When the Republican federal tax bill passed late last year, the consensus among nonprofit experts was that the Tax Cuts and Jobs Act (TCJA) could have a devastating effect on nonprofit organizations that rely on individual donations to fund their missions. A June paper by the American Enterprise Institute estimated that the new tax regime will decrease charitable giving by four percent, or $17.2 billion a year.

But while the early national take on the new law sounds a lot like Chicken Little, a survey of Washtenaw County nonprofit professionals, from fundraising consultants to people on the ground at area charities, suggests that parts of the sky may be shaky–but it isn’t falling.

“Study after study in the philanthropic sector has demonstrated time and time again that tax incentives don’t rank anywhere near the top of expressed donor motivation for giving,” says consultant Cedric Richner. “Tax incentives are always somewhere in the middle of the bottom tier of reasons why people give philanthropically.”

By doubling the standard deduction to $12,000 a year for individuals and $24,000 a year for couples, the TCJA eliminated the benefits of itemizing charitable donations for a large swath of lower- and middle-income donors. But while they may no longer have the satisfaction of knowing that their gift to a charity will cut their tax bill, the bigger standard deduction means that they may still end up paying less in taxes, leaving more money to give–if they believe in the charity’s work.

“We’ve been around for twenty-five years, so we have a donor base that’s pretty dedicated,” says Marcia Luke-van Dijk, communications and fund development director for Avalon Housing, which works to end homelessness. She says they saw “no impact” on their spring fund drive. “We probably raised slightly more this spring than we did last year,” she says.

Monica Brancheau, the managing director of Ele’s Place Ann Arbor, which serves grieving children and families, also reports little change in donations so far. A few donors paid off multiyear pledges early to take the deductions in 2017, she says, “but otherwise the law doesn’t seem to have had any effect.”

Shelley Strickland, the vice president for development at the Ann Arbor Area Community Foundation, adds that the tax law preserved some important donor incentives.

“There was no change to the capital gains tax, which means that gifts of appreciated assets are taxed as they always have been,” Strickland says. “This has huge relevance because many people, especially retirees, have a lot of appreciated assets such as stocks that result in great tax savings” if they’re donated rather than sold. And “the TCJA did not change the IRA charitable rollover, which allows $100,000 per year of distributions to be directed to charity and not count as income. It’s basically an above-the-line deduction that is unchanged and a huge benefit when a retiree doesn’t need all of that income.”

The tax law could accelerate an already existing trend: particularly since the Great Recession, fewer middle- and lower-income people have been giving, making nonprofits more reliant on a smaller number of richer donors. Traditionally, nonprofit fundraisers have used the “80/20 rule,” expecting 80 percent of the funds raised to come from the top 20 percent of their donors. With increasing inequality in income and wealth in the U.S., that’s starting to skew closer to 90/10.

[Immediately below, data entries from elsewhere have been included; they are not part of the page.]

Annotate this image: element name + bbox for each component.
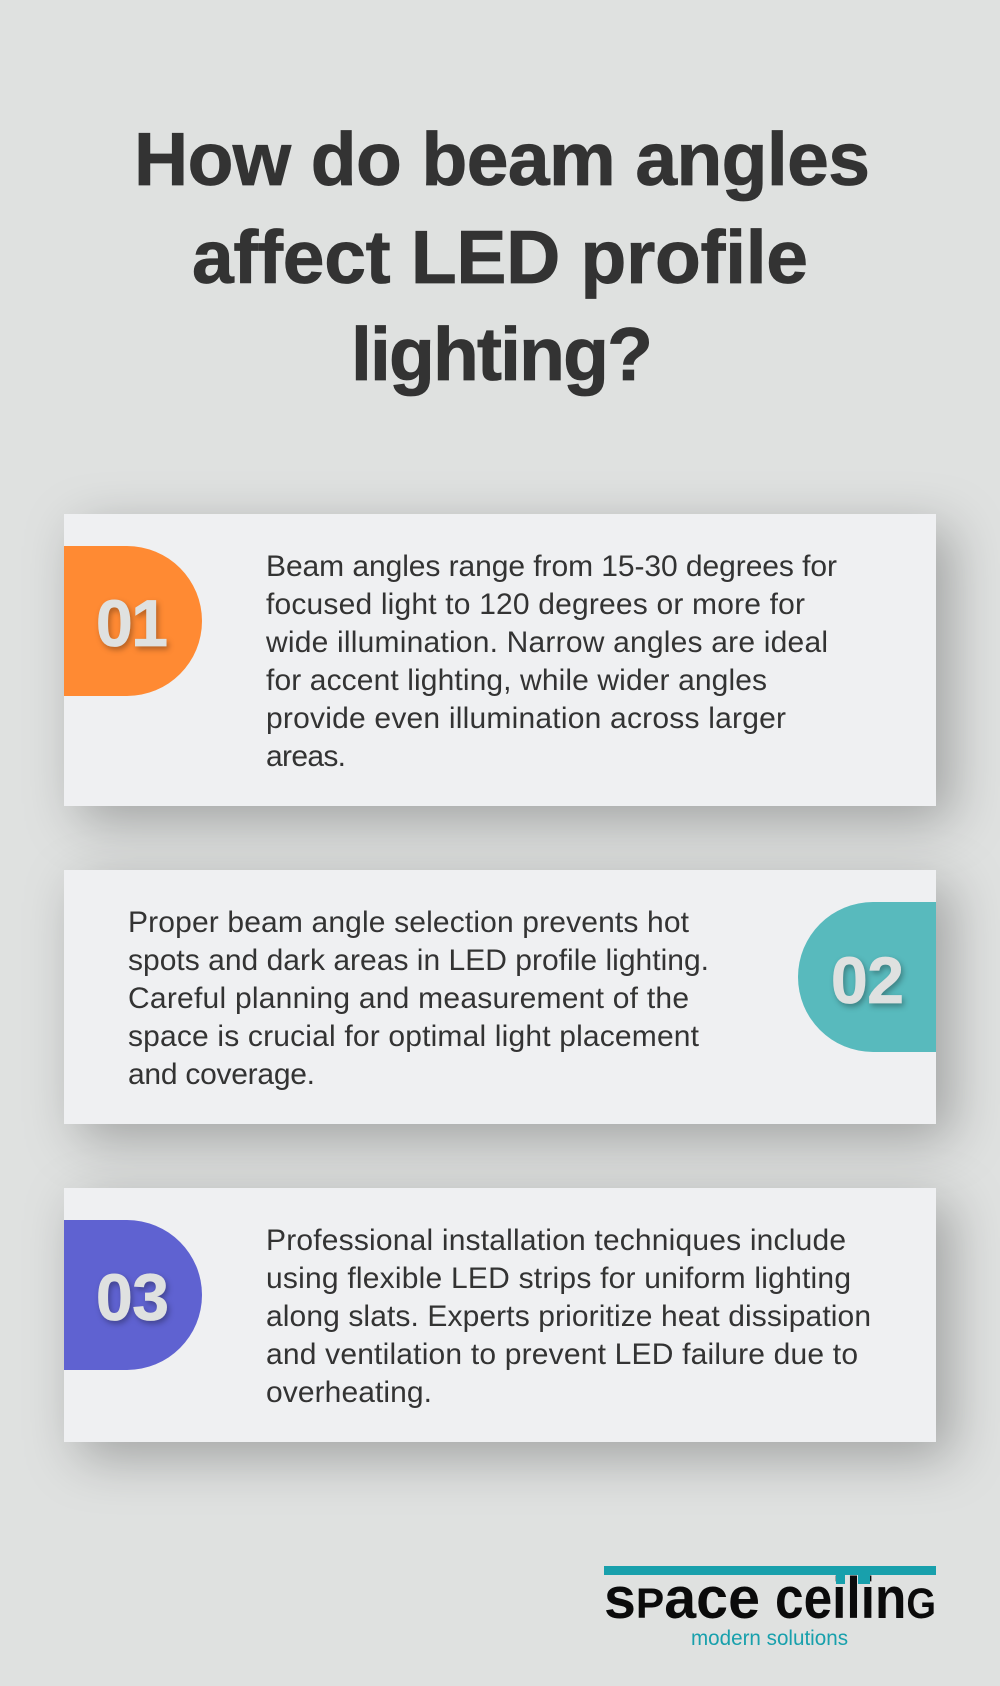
text block: step 03: along slats. Experts prioritize heat dissipation [266, 1300, 871, 1333]
panel: step 02 [64, 870, 936, 1124]
text block: step 02: space is crucial for optimal light placement [128, 1020, 700, 1053]
text block: step 03 [266, 1224, 871, 1409]
logo: space ceiling [604, 1566, 936, 1650]
text block: step 01: Beam angles range from 15-30 degrees for [266, 550, 837, 583]
text block: step 02: Careful planning and measurement of the [128, 982, 689, 1015]
text block: step 02: Proper beam angle selection prevents hot [128, 906, 690, 939]
panel: step 03 [64, 1188, 936, 1442]
text block: step 01: for accent lighting, while wider angles [266, 664, 767, 697]
text block: step 01 [265, 550, 837, 773]
text block: step 03: and ventilation to prevent LED failure due to [266, 1338, 858, 1371]
text block: step 01: areas. [266, 740, 346, 773]
title [134, 117, 870, 396]
badge: 02: 02 [831, 943, 904, 1017]
panel: step 01 [64, 514, 936, 806]
title: affect LED profile [192, 215, 808, 299]
text block: step 02: spots and dark areas in LED profile lighting. [128, 944, 709, 977]
title: How do beam angles [134, 117, 870, 201]
badge: 02 [798, 902, 936, 1052]
text block: step 02 [128, 906, 709, 1091]
title: lighting? [351, 312, 653, 396]
badge: 03: 03 [96, 1260, 169, 1334]
text block: step 01: focused light to 120 degrees or more for [266, 588, 805, 621]
text block: step 02: and coverage. [128, 1058, 315, 1091]
text block: step 03: using flexible LED strips for uniform lighting [266, 1262, 851, 1295]
logo: space ceiling: modern solutions [691, 1627, 848, 1650]
text block: step 03: overheating. [266, 1376, 432, 1409]
text block: step 01: wide illumination. Narrow angles are ideal [265, 626, 828, 659]
badge: 01: 01 [96, 586, 168, 660]
badge: 03 [64, 1220, 202, 1370]
badge: 01 [64, 546, 202, 696]
text block: step 03: Professional installation techniques include [266, 1224, 846, 1257]
logo: space ceiling: sPace [604, 1566, 760, 1631]
text block: step 01: provide even illumination across larger [266, 702, 786, 735]
logo: space ceiling: ceilinG [775, 1566, 936, 1631]
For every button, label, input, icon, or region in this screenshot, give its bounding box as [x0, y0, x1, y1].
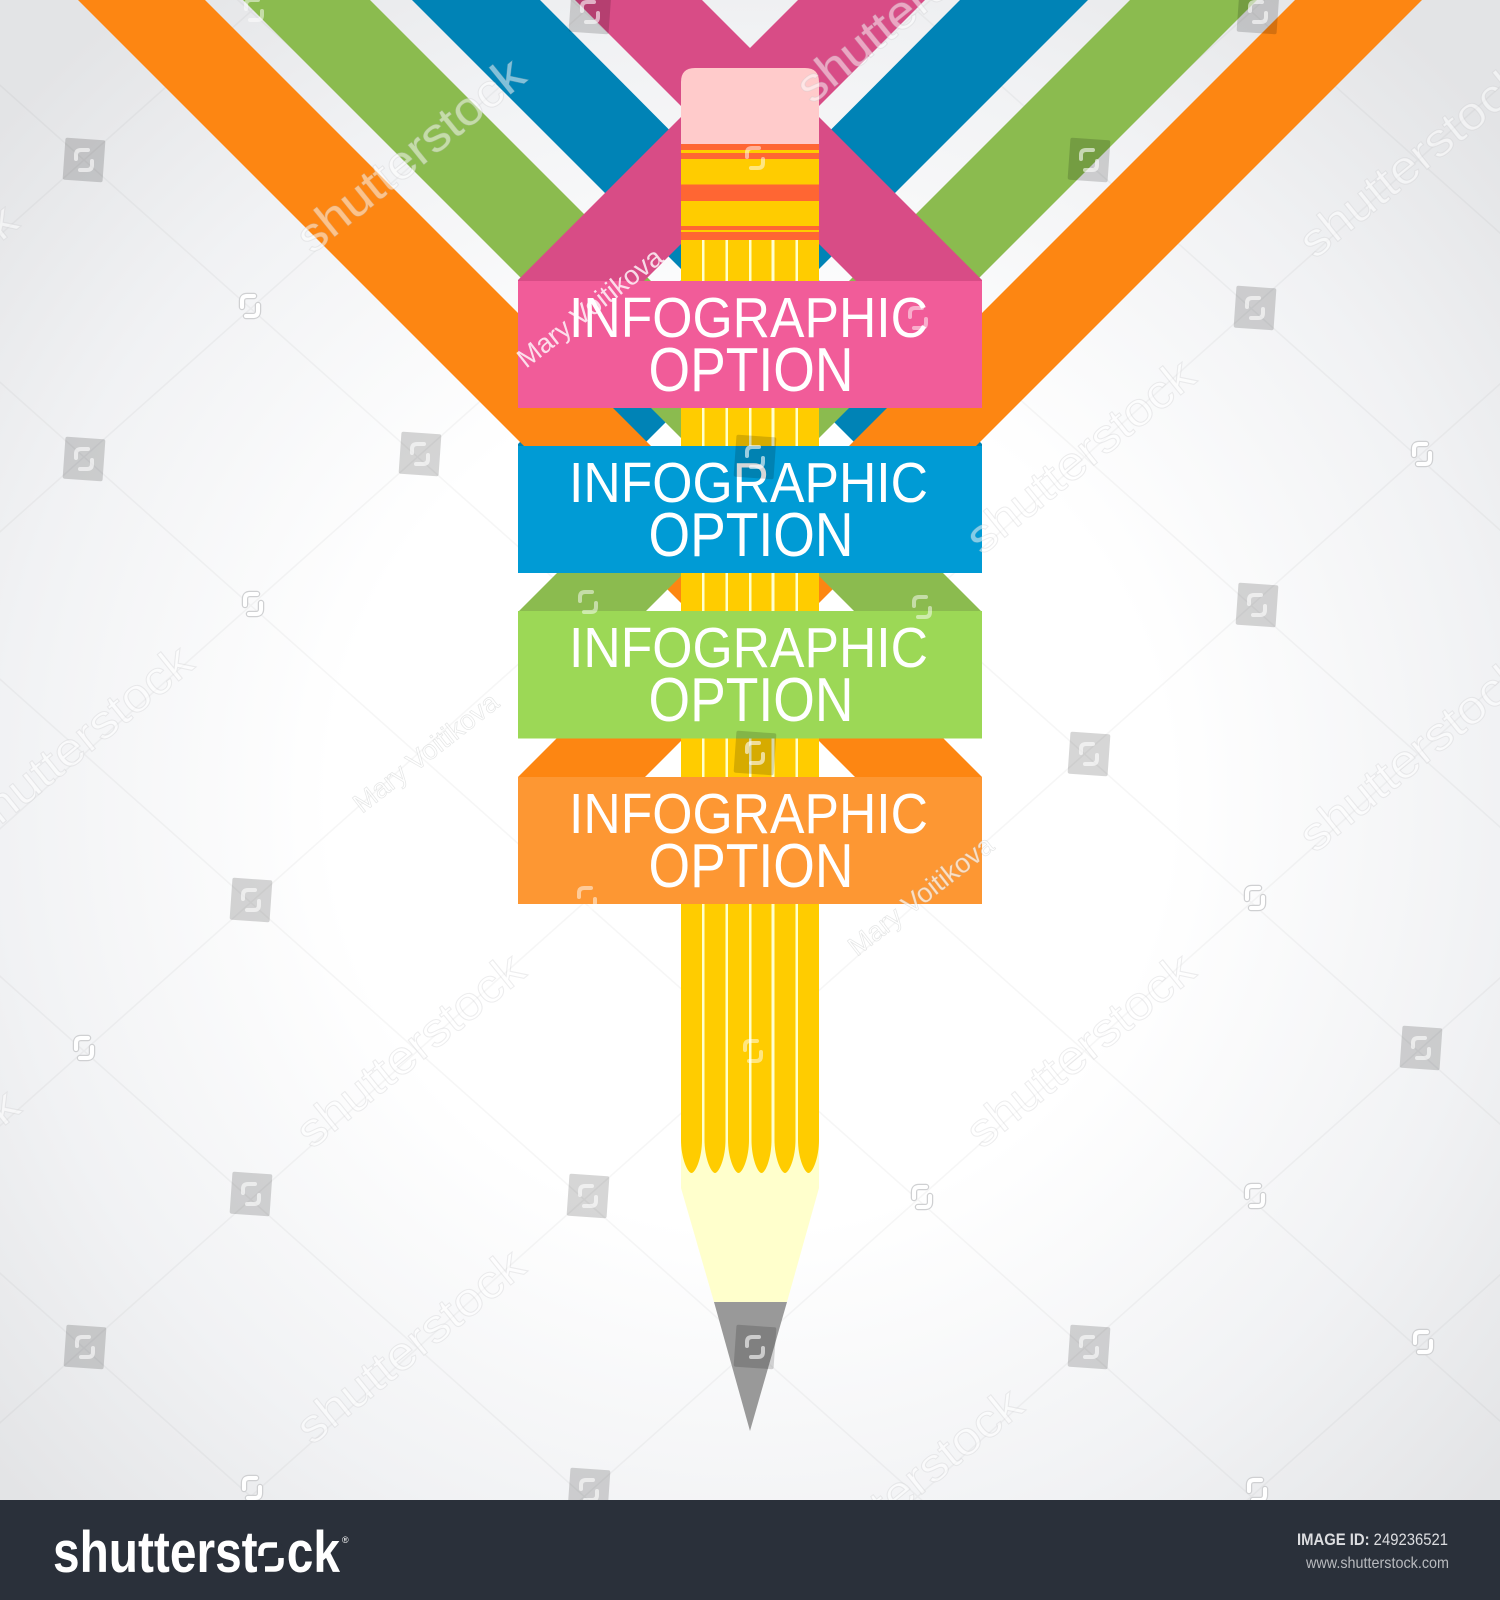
watermark: shutterstock text: shutterstock: [955, 941, 1205, 1158]
ribbon strands: orange: [78, 0, 1422, 777]
pencil eraser: [681, 68, 819, 144]
banner: pink option: INFOGRAPHIC: [569, 286, 928, 350]
banner: green option: OPTION: [648, 666, 854, 735]
footer bar: [0, 1500, 1500, 1600]
banner: orange option: [518, 777, 982, 904]
watermark: author name: Mary Voitikova: [347, 686, 505, 819]
footer url: www.shutterstock.com: [1305, 1555, 1449, 1572]
watermark: author name: [347, 241, 1000, 962]
ribbon strands: blue: [412, 0, 1088, 446]
watermark: shutterstock text: shutterstock: [285, 1237, 535, 1454]
ribbon strands: pink: [518, 0, 982, 281]
watermark: shutterstock text: shutterstock: [285, 46, 535, 263]
pencil graphite point: [714, 1302, 787, 1431]
banner: blue option: INFOGRAPHIC: [569, 451, 928, 515]
watermark: shutterstock text: shutterstock: [285, 941, 535, 1158]
banner: green option: INFOGRAPHIC: [569, 616, 928, 680]
ribbon strands: green: [243, 0, 1257, 612]
watermark: shutterstock text: shutterstock: [783, 1376, 1033, 1593]
watermark: author name: Mary Voitikova: [511, 241, 669, 374]
watermark: shutterstock text: shutterstock: [955, 347, 1205, 564]
pencil wood tip: [681, 240, 819, 1302]
banner: green option: [518, 611, 982, 738]
footer image id: IMAGE ID: 249236521: [1297, 1530, 1448, 1549]
banner: pink option: [518, 281, 982, 408]
banner: blue option: [518, 446, 982, 573]
pencil ferrule: [681, 144, 819, 240]
footer logo: shutterstock: [53, 1520, 341, 1585]
pencil body stripes: [681, 240, 819, 1173]
watermark: author name: Mary Voitikova: [842, 829, 1000, 962]
banner: orange option: OPTION: [648, 832, 854, 901]
banner: orange option: INFOGRAPHIC: [569, 782, 928, 846]
banner: pink option: OPTION: [648, 336, 854, 405]
banner: blue option: OPTION: [648, 501, 854, 570]
footer logo: ®: [342, 1535, 349, 1545]
pencil: [681, 68, 819, 1431]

“A decade ago, more than 60 percent of American households, regardless of socioeconomic circumstances, supported a nonprofit organization philanthropically,” Richner says. “That figure’s down to slightly over 50 percent now.”

“There’s a much longer trend, spanning over a decade, of a shift of itemized giving, coming less from lower-income individuals, and more from higher-income individuals,” adds Ann Arbor Area Community Foundation president and CEO Neel Hajra, “and that simply reflects the national trend of more wealth concentrating in the higher-income bracket.”

That trend, coupled with the new tax law, could spell at least some trouble for area nonprofits that rely on lower- and middle-income donors for a larger share of their income.

“Nonprofits that work with a lot of individuals who give gifts in that $1,000 to $10,000 range, we’ve seen credible studies saying those are the nonprofits that should worry,” Hajra says, “and there are nonprofits who rely greatly on those kinds of major gifts to their operation.”

On the other hand, new forms of giving are emerging, from being able to text a $10 gift to help with a national disaster to the online Giving Tuesday movement after Thanksgiving and giving circles. These may be keeping lower-income people in the donor pool in ways that aren’t yet well understood.

“There’s actually a lot of hope,” says Strickland. “Both for the young generation still wanting to give, maybe in different ways, as well as for the vast amount of wealth that still is in play for philanthropy from an older generation, who will be passing that on to their heirs.”

Richner agrees. “Maybe I’m drinking the Kool Aid, but I do think in Ann Arbor, in the greater Washtenaw County area, we have a disproportionately high number of smart, sophisticated people who understand the correlation between having a healthy, vibrant, nonprofit sector that’s multifaceted and the overall strength and vitality of our community. It bodes extremely well for the local nonprofit sector.”